Using a telescope atop a Hawaiian mountain, astronomers recently caught sight of an enormous, newfound glowing object in deep, deep space. If you were an astronomer, what would you call such a thing?
How about a "blob"?
Technically, the object is called a Lyman-alpha blob, and scientists aren't exactly sure what it is. But they have a guess. Astronomer Masami Ouchi, of the Observatories of the Carnegie Institution for Science in Pasadena, Calif led the team that identified the blob. He and his colleagues think it may be a distant galaxy--a collection of stars, gas and dust--caught in the act of a feeding frenzy.
Astronomers have different theories to explain how blobs like Ouchi's came into being. Some suggest that Lyman-alpha blobs are smaller galaxies merging together into one larger galaxy. Other theories suggest cold gas streaming into the galaxy is essentially "feeding" it. Still other astronomers suspect that the glowing blob is a cloud of gas heated by a nearby supermassive black hole.
The galaxy is 12.9 billion light-years from Earth. Light travels at about 186,000 miles per second, so one light-year is the equivalent of about 5.9 trillion miles.
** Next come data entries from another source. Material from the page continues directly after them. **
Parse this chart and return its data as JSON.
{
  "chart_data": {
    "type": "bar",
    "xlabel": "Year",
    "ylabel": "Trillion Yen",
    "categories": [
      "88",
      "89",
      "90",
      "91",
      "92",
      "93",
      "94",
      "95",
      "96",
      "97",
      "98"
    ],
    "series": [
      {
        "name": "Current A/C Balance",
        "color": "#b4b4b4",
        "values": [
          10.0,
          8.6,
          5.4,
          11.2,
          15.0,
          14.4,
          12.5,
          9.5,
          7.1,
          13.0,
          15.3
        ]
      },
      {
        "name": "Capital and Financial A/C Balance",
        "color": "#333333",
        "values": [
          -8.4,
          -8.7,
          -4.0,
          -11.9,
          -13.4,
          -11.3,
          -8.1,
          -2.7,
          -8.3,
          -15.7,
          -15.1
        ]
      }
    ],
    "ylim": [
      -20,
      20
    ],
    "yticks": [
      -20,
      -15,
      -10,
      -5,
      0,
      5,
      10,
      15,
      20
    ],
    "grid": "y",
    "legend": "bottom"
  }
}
The giant blob is very, very far away, about 76.1 billion trillion miles away, in case you're counting. In fact, it's so far away that it's the fourth most distant object ever observed.
When we see light from a distant object in the sky--say, a star--we're not seeing the object as it is. We're seeing the object as it was when it emitted the light we're seeing now. For example, light takes about eight minutes to travel from the sun to Earth, so when you see the sun, you actually see it as it was eight minutes ago.
In other words, to look into space is to look back in time. Because the newly discovered blob is 12.9 billion light-years away, it is at least 12.9 billion years old. The universe itself is believed to be about 13 or 14 billion years old, so this blob came into being not long after.
The blob is about 55,000 light-years across, or about half the diameter of our own galaxy, the Milky Way. To observe the blob, Ouchi and his team used a special telescope that is able to see infrared light coming from space. Infrared light is made of waves with wavelengths that we cannot see with the naked eye. We can feel these waves, though: "Far" infrared radiation feels like heat.
According to Ouchi's infrared measurements, the number of stars in the blob is equivalent to 40 billion suns. And that number is likely to keep growing since the scientists think the blob is a young galaxy in a growth spurt.